This situation is a new one for the space industry. In fact, space products
need to be well stabilized especially concerning technologies for innovative
systems. But for Microsystems, agencies and main contractors seen to have
decided to take the way of innovation : the microsmall world must be megabeautiful
!
From a reliability point of view this situation is
also a new one. In the past, the working scheme for an engineer in the
quality domain (reliability, failure analysis, technological analysis…)
was :
Well known and qualified products (SCC standard
for example). In this case, quality assurance activities consist of
performing evaluation, qualification and maintenance of qualification,
COTS : electronic components mass produced for
commercial applications. Technological activities for COTS are more
focussed on markets and technology surveys,
Dedicated products or components only produced
for space activities (optical detectors for example). There is
a strong link between agencies and foundries that help quality assurance
activities.
MEMS quality assurance cannot be included in one of
these schemes mainly because mass production only deals with products
generally not useful for space systems (e.g. inkjet parts, hard disk heads
…) and mass volume foundries are not " open" to small
customers.
The failure and technology analysis lab of the CNES
has proposed a new approach based on a tight relationship between conception
activities, missions needs and micro characterization of technologies
and materials. Due to multiple technologies potentially useful for MEMS,
the main challenge is to get technology data concerning reliability in
parallel with the product development. To perform the collection of this
data, test vehicles are designed to
identify potential weaknesses in the final product as soon as possible.
An example of this method applied to a microswitch will be presented.
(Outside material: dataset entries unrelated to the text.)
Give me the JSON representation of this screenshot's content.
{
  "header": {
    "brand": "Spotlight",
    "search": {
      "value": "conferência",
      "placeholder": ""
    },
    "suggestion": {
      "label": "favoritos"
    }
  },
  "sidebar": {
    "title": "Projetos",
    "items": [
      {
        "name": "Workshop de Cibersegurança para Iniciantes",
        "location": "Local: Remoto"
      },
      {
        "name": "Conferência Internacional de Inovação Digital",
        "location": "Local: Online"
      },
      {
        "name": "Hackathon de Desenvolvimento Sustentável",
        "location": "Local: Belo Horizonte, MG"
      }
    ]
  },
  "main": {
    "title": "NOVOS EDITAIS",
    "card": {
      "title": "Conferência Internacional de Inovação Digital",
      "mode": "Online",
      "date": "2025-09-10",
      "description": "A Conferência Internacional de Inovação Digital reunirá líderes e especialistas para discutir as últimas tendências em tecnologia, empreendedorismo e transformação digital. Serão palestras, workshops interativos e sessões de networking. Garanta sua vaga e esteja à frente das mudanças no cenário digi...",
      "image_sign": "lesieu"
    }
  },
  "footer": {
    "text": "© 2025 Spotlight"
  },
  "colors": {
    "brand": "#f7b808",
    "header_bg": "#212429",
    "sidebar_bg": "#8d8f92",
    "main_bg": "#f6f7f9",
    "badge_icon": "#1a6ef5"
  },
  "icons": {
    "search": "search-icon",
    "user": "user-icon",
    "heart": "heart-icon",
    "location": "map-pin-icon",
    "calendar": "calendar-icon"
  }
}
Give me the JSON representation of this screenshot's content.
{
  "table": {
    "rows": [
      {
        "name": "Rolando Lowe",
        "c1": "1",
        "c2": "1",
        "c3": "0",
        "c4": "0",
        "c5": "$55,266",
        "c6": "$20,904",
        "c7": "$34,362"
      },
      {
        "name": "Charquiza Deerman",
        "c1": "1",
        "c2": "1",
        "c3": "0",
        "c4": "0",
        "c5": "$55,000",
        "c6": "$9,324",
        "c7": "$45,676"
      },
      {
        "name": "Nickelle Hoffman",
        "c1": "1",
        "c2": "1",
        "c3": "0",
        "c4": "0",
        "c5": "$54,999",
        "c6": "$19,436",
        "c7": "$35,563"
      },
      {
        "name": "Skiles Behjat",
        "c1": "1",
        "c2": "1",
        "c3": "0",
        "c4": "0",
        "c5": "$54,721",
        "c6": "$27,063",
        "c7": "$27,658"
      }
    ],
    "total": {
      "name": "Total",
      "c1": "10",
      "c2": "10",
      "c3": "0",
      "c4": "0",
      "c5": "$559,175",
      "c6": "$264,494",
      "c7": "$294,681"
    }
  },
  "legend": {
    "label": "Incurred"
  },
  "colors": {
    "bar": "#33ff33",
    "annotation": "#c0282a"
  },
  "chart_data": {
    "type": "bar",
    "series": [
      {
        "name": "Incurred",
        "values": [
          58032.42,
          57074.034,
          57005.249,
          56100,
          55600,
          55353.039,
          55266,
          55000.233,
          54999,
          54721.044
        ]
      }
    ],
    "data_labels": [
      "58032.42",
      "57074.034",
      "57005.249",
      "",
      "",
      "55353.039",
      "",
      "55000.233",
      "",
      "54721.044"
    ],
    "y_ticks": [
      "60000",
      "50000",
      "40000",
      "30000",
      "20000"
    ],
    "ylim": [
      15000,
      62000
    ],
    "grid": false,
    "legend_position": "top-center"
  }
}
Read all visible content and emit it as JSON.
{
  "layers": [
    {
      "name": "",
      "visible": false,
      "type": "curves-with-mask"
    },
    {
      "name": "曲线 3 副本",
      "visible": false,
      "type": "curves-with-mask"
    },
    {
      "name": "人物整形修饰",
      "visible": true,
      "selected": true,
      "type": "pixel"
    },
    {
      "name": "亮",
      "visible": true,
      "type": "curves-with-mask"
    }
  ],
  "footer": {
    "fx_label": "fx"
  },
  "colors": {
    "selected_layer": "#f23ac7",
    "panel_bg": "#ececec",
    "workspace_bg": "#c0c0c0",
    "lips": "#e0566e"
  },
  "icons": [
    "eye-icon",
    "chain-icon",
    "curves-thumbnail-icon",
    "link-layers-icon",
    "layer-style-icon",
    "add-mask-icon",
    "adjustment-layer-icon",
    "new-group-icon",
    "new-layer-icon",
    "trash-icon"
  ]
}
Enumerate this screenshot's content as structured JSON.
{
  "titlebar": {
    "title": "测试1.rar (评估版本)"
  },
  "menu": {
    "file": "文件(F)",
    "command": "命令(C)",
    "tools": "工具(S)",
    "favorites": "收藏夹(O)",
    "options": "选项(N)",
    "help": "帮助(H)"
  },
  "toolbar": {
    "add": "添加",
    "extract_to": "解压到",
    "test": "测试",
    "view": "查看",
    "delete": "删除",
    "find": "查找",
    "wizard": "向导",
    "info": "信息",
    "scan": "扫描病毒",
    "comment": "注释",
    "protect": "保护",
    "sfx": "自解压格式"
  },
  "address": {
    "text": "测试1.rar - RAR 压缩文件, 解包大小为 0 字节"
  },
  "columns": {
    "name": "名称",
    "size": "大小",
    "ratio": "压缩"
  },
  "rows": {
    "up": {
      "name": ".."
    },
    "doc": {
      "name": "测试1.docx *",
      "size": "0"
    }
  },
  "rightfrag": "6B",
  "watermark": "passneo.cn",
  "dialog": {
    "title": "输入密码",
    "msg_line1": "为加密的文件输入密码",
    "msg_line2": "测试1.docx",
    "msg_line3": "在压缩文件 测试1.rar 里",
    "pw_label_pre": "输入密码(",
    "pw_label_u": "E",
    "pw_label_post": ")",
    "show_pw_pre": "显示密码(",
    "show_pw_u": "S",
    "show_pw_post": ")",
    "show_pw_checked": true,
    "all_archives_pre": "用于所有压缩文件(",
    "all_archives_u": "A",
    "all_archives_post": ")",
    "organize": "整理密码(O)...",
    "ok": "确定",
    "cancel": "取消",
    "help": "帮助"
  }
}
However collecting data on the technology and on the
design through test vehicles is not sufficient to evaluate and then to
qualify a product : understanding the failure mechanisms is mandatory
for test definition. In fact each test level used for the product evaluation
must be defined in accordance with the potential failure mechanisms. This
is the corner stone of a good lot screening. MEMS can not only be considered
as components : they are real systems and a system level approach must
be developed. Examples of designs for testability, fault injection techniques
and virtual design concepts will be presented.